Apple Owns More U.S. Debt than Most Countries – $52.6 Billion

1 minute read
| News

Apple owns US$52.6 billion in U.S. Treasury securities, putting Apple’s stake in U.S. debt ahead of all but a few entire countries, according to CNBC. It also makes Apple a real mover in the global economy, and it’s a powerful symbol of how important Apple is becoming.

Apple owns this debt in the form of U.S. Treasury securities, meaning bills, notes, and bonds. These are debt obligations, which means you’re loaning money to the United States for a specified period of time.

Investing in the Federal Government

According to InvestingBonds.com, debt obligations such as securities are backed by the “full faith and credit” of the government, which makes them the safest of all investments.
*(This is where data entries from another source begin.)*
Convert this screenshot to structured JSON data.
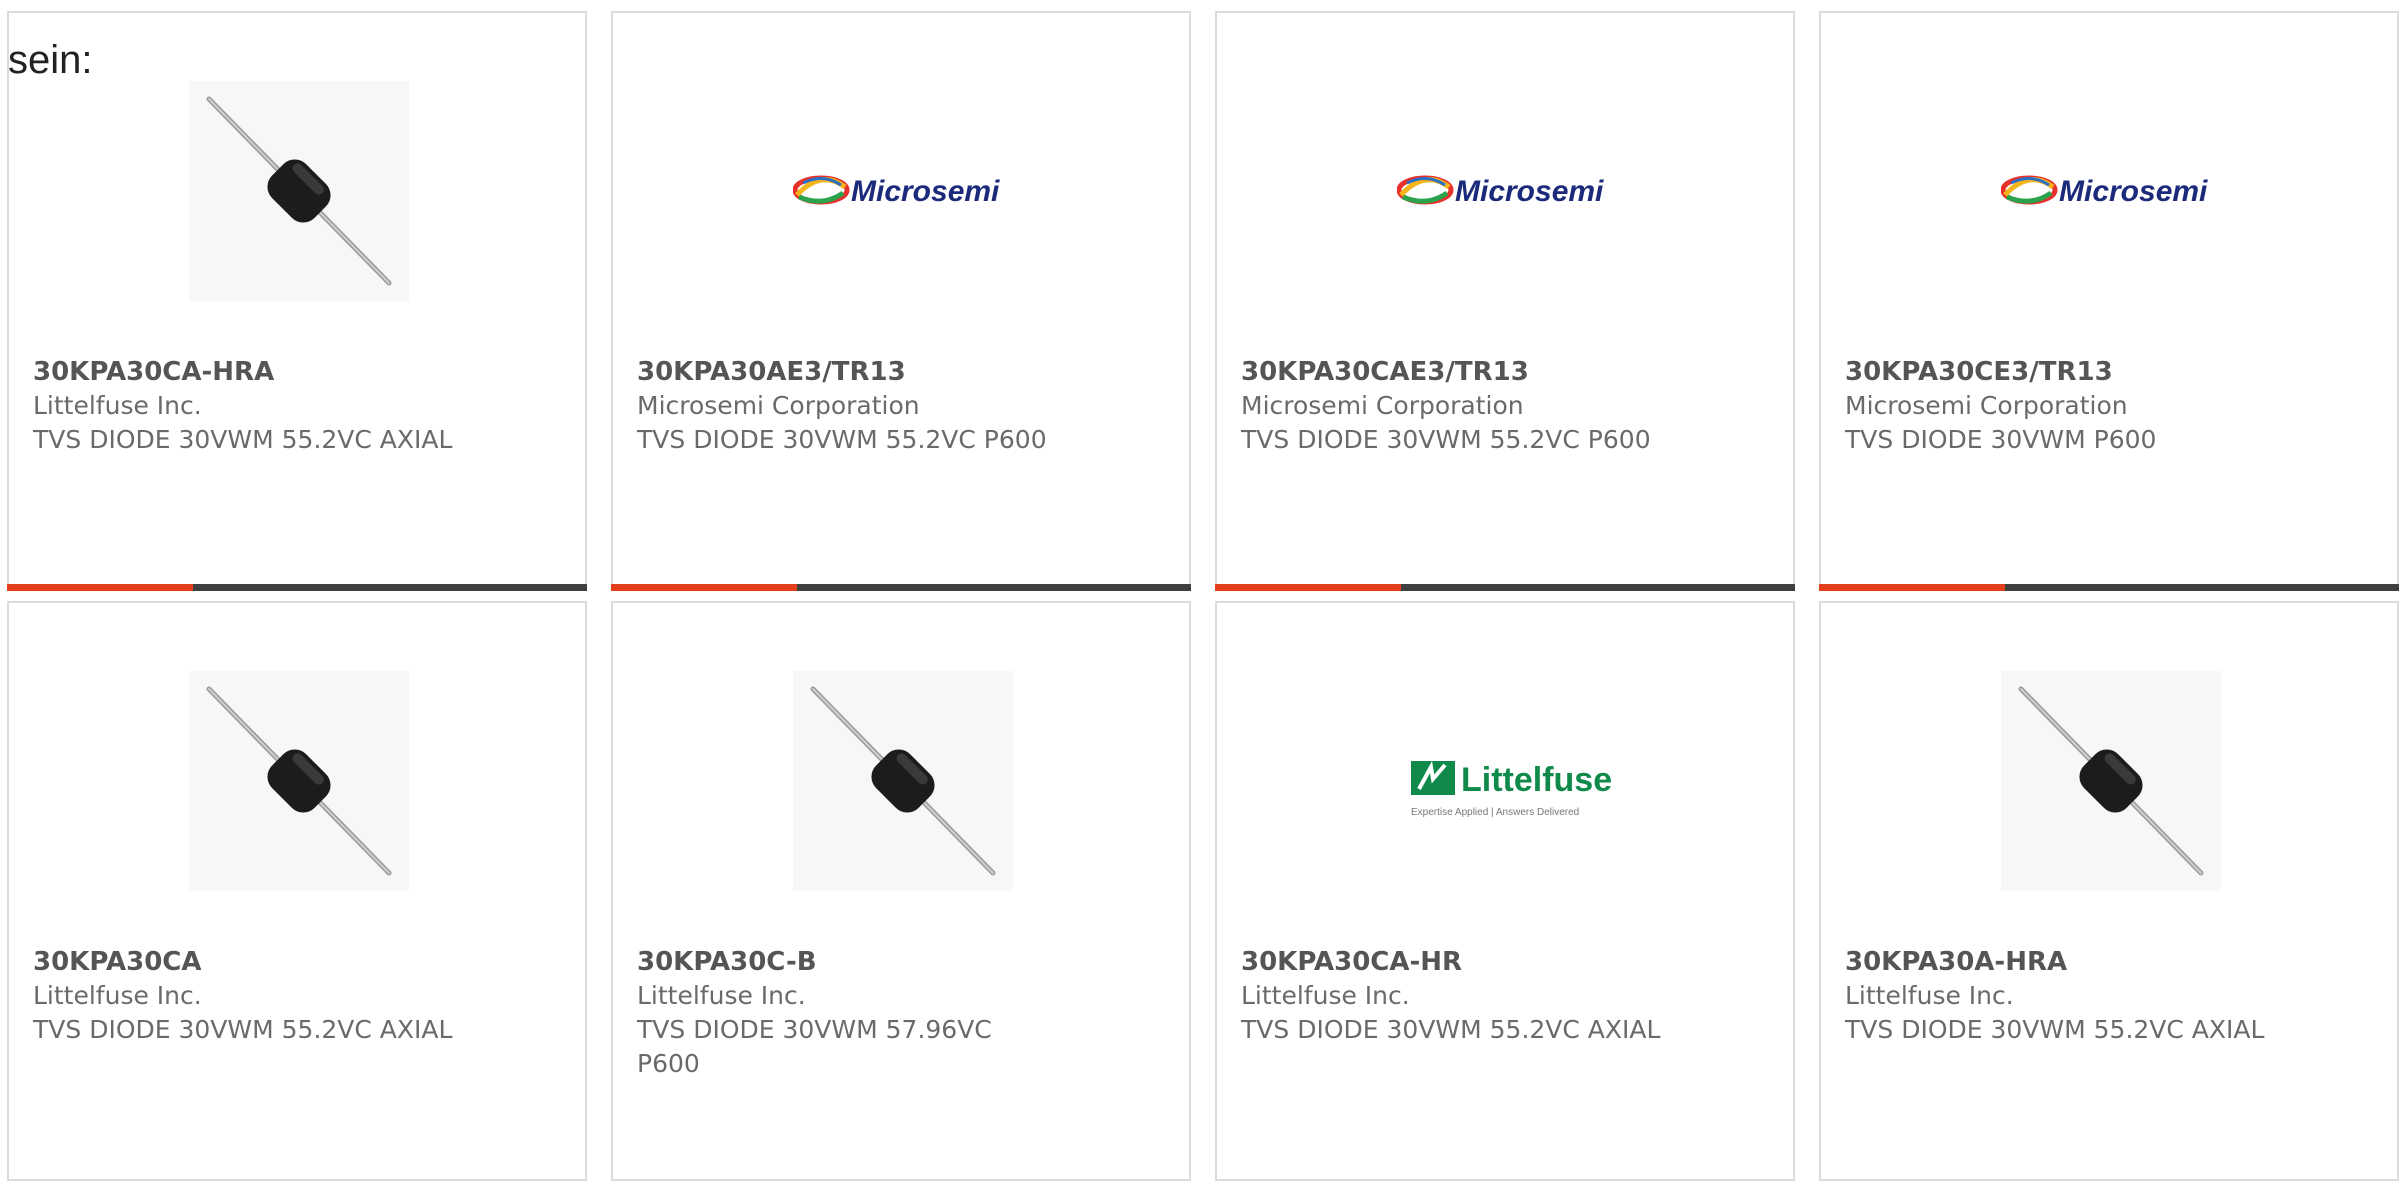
{
  "lead_text": "sein:",
  "colors": {
    "card_border": "#dcdcdc",
    "accent_bar": "#e2401c",
    "dark_bar": "#404040",
    "microsemi_brand": "#1b2a7a",
    "littelfuse_brand": "#0f8a4a"
  },
  "products": [
    {
      "part_number": "30KPA30CA-HRA",
      "manufacturer": "Littelfuse Inc.",
      "description": "TVS DIODE 30VWM 55.2VC AXIAL",
      "image": "axial-diode-image"
    },
    {
      "part_number": "30KPA30AE3/TR13",
      "manufacturer": "Microsemi Corporation",
      "description": "TVS DIODE 30VWM 55.2VC P600",
      "image": "microsemi-logo",
      "logo_text": "Microsemi"
    },
    {
      "part_number": "30KPA30CAE3/TR13",
      "manufacturer": "Microsemi Corporation",
      "description": "TVS DIODE 30VWM 55.2VC P600",
      "image": "microsemi-logo",
      "logo_text": "Microsemi"
    },
    {
      "part_number": "30KPA30CE3/TR13",
      "manufacturer": "Microsemi Corporation",
      "description": "TVS DIODE 30VWM P600",
      "image": "microsemi-logo",
      "logo_text": "Microsemi"
    },
    {
      "part_number": "30KPA30CA",
      "manufacturer": "Littelfuse Inc.",
      "description": "TVS DIODE 30VWM 55.2VC AXIAL",
      "image": "axial-diode-image"
    },
    {
      "part_number": "30KPA30C-B",
      "manufacturer": "Littelfuse Inc.",
      "description": "TVS DIODE 30VWM 57.96VC P600",
      "image": "axial-diode-image"
    },
    {
      "part_number": "30KPA30CA-HR",
      "manufacturer": "Littelfuse Inc.",
      "description": "TVS DIODE 30VWM 55.2VC AXIAL",
      "image": "littelfuse-logo",
      "logo_text": "Littelfuse",
      "logo_tagline": "Expertise Applied | Answers Delivered"
    },
    {
      "part_number": "30KPA30A-HRA",
      "manufacturer": "Littelfuse Inc.",
      "description": "TVS DIODE 30VWM 55.2VC AXIAL",
      "image": "axial-diode-image"
    }
  ]
}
As of 2009, the amount of U.S. Treasury securities is about US$7.3 trillion—that number is much higher now.

Generic image of Apple's U.S. debt with cash.
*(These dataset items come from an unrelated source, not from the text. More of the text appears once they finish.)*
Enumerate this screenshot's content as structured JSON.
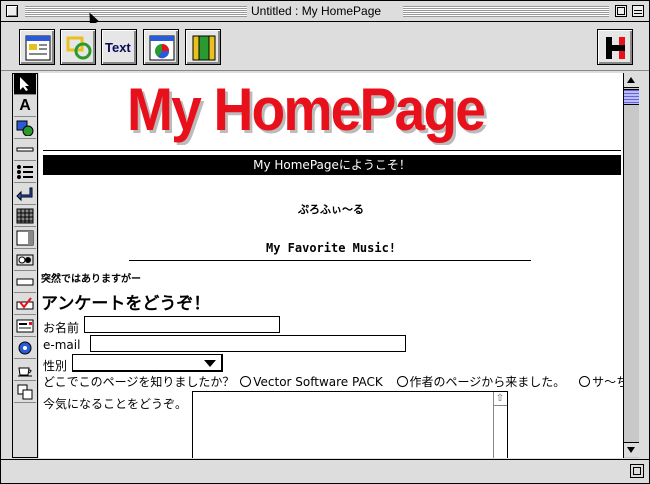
{
  "window": {
    "title": "Untitled : My HomePage"
  },
  "toolbar": {
    "buttons": [
      "page-icon",
      "link-icon",
      "text-icon",
      "chart-icon",
      "frame-icon"
    ],
    "text_button_label": "Text",
    "brand_button_label": "H"
  },
  "palette": {
    "text_tool_label": "A"
  },
  "page": {
    "logo_text": "My HomePage",
    "banner": "My HomePageにようこそ！",
    "profile": "ぷろふぃ〜る",
    "favorite_music": "My Favorite Music!",
    "sudden": "突然ではありますがー",
    "survey_title": "アンケートをどうぞ！",
    "name_label": "お名前",
    "email_label": "e-mail",
    "gender_label": "性別",
    "how_found_label": "どこでこのページを知りましたか？",
    "radio_options": [
      "Vector Software PACK",
      "作者のページから来ました。",
      "サ〜ち"
    ],
    "comment_label": "今気になることをどうぞ。",
    "name_value": "",
    "email_value": "",
    "gender_value": "",
    "comment_value": ""
  },
  "colors": {
    "logo": "#e8101a",
    "scroll_thumb": "#9999ff"
  }
}
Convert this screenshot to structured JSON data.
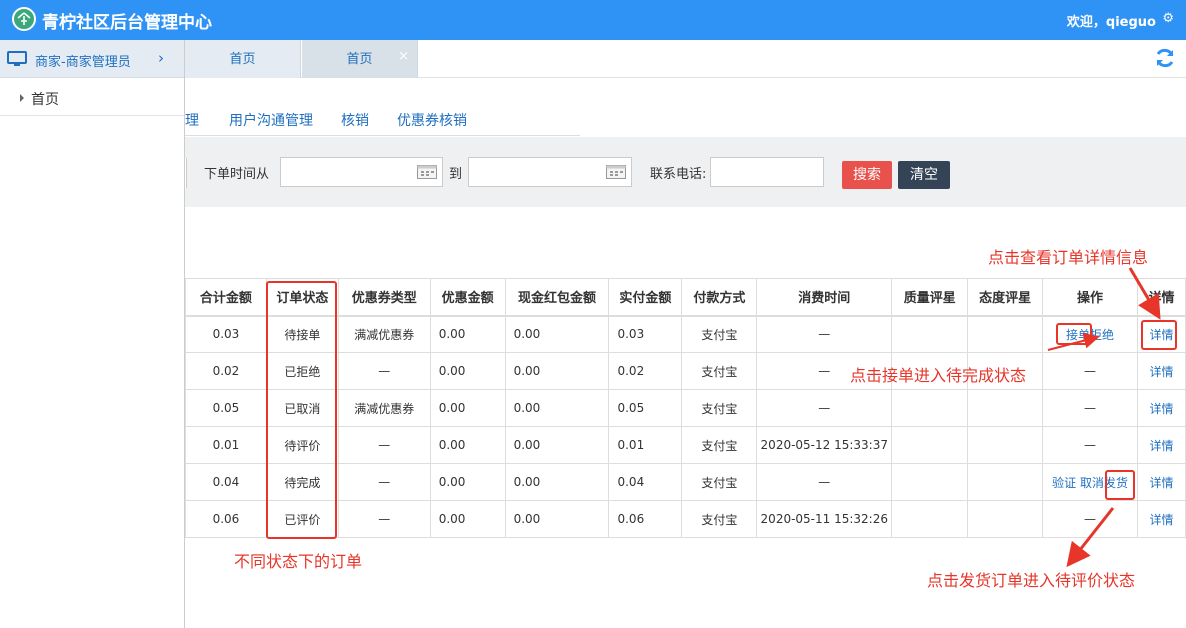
{
  "header": {
    "title": "青柠社区后台管理中心",
    "welcome": "欢迎，qieguo",
    "gear_icon": "gear-icon"
  },
  "sidebar": {
    "group_label": "商家-商家管理员",
    "items": [
      {
        "label": "首页"
      }
    ]
  },
  "tabs": [
    {
      "label": "首页"
    },
    {
      "label": "首页",
      "close": "×"
    }
  ],
  "subtabs": [
    {
      "label": "理"
    },
    {
      "label": "用户沟通管理"
    },
    {
      "label": "核销"
    },
    {
      "label": "优惠券核销"
    }
  ],
  "filter": {
    "order_time_from_label": "下单时间从",
    "to_label": "到",
    "phone_label": "联系电话:",
    "order_time_from_value": "",
    "order_time_to_value": "",
    "phone_value": "",
    "search_button": "搜索",
    "clear_button": "清空"
  },
  "table": {
    "columns": [
      "合计金额",
      "订单状态",
      "优惠券类型",
      "优惠金额",
      "现金红包金额",
      "实付金额",
      "付款方式",
      "消费时间",
      "质量评星",
      "态度评星",
      "操作",
      "详情"
    ],
    "rows": [
      {
        "total": "0.03",
        "status": "待接单",
        "coupon_type": "满减优惠券",
        "discount": "0.00",
        "red_packet": "0.00",
        "paid": "0.03",
        "pay_method": "支付宝",
        "time": "—",
        "quality": "",
        "attitude": "",
        "ops": [
          "接单",
          "拒绝"
        ],
        "detail": "详情"
      },
      {
        "total": "0.02",
        "status": "已拒绝",
        "coupon_type": "—",
        "discount": "0.00",
        "red_packet": "0.00",
        "paid": "0.02",
        "pay_method": "支付宝",
        "time": "—",
        "quality": "",
        "attitude": "",
        "ops_text": "—",
        "detail": "详情"
      },
      {
        "total": "0.05",
        "status": "已取消",
        "coupon_type": "满减优惠券",
        "discount": "0.00",
        "red_packet": "0.00",
        "paid": "0.05",
        "pay_method": "支付宝",
        "time": "—",
        "quality": "",
        "attitude": "",
        "ops_text": "—",
        "detail": "详情"
      },
      {
        "total": "0.01",
        "status": "待评价",
        "coupon_type": "—",
        "discount": "0.00",
        "red_packet": "0.00",
        "paid": "0.01",
        "pay_method": "支付宝",
        "time": "2020-05-12 15:33:37",
        "quality": "",
        "attitude": "",
        "ops_text": "—",
        "detail": "详情"
      },
      {
        "total": "0.04",
        "status": "待完成",
        "coupon_type": "—",
        "discount": "0.00",
        "red_packet": "0.00",
        "paid": "0.04",
        "pay_method": "支付宝",
        "time": "—",
        "quality": "",
        "attitude": "",
        "ops": [
          "验证",
          "取消",
          "发货"
        ],
        "detail": "详情"
      },
      {
        "total": "0.06",
        "status": "已评价",
        "coupon_type": "—",
        "discount": "0.00",
        "red_packet": "0.00",
        "paid": "0.06",
        "pay_method": "支付宝",
        "time": "2020-05-11 15:32:26",
        "quality": "",
        "attitude": "",
        "ops_text": "—",
        "detail": "详情"
      }
    ]
  },
  "annotations": {
    "detail_hint": "点击查看订单详情信息",
    "accept_hint": "点击接单进入待完成状态",
    "status_hint": "不同状态下的订单",
    "ship_hint": "点击发货订单进入待评价状态"
  },
  "colors": {
    "header_bg": "#2f93f5",
    "link": "#1f6fc0",
    "annotation": "#e8352a",
    "search_btn": "#e8514c",
    "clear_btn": "#344456"
  }
}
Having a high amount of securities carries significant financial and diplomatic weight, and the top 25 investors in the U.S. is as follows—notice that Apple is the only corporation on this list:

  1. Japan: $1.1113 trillion
  2. China: $1.1022 trillion
  3. Ireland: $295.8 billion
  4. Brazil: $269.7 billion
  5. Cayman Islands: $266.1 billion
  6. Switzerland: $239.5 billion
  7. United Kingdom: $234.4 billion
  8. Luxembourg: $207.7 billion
  9. Hong Kong: $196.3 billion
  10. Taiwan: $181.2 billion
  11. Saudi Arabia: $134.0 billion
  12. India: $127.3 billion
  13. Russia: $108.7 billion
  14. Singapore: $107.9 billion
  15. Korea: $100.1 billion
  16. Belgium: $98.7 billion
  17. Canada: $80.2 billion
  18. France: $74.4 billion
  19. Germany: $68.3 billion
  20. Thailand: $66.5 billion
  21. Bermuda: $60.9 billion
  22. United Arab Emirates: $60.5 billion
  23. Apple: $52.6 billion
  24. Netherlands: $52.2 billion
  25. Turkey: $49.5 billion

Based on this list, Apple is the biggest company out of Silicon Valley to have an impact on the world economy like this. The Cupertino company has a market cap of US$830 billion, and is on track to become the world’s first trillion dollar company.

3 Comments Add a comment

  1. We have some years of Savings Bonds. We’re cashing them in as fast as we can without causing tax issues. To be honest I don’t have a lot of faith in the “full faith and credit” of the US government.

  2. RonMacGuy

    geoduck, I just got done cashing in my Series EE savings bonds for my oldest daughter’s first semester of college expenses. In hindsight, given the interest rates I would have done MUCH better if I had invested in the market when I was buying the bonds, but hey I’ve got a semester of college paid for now at Purdue University before I have to dig into my 529. Also should allow for a nice MacBook for her to start school with… Not sure if it is worth the money for the touch bar or not. Seems nice, but is it worth it?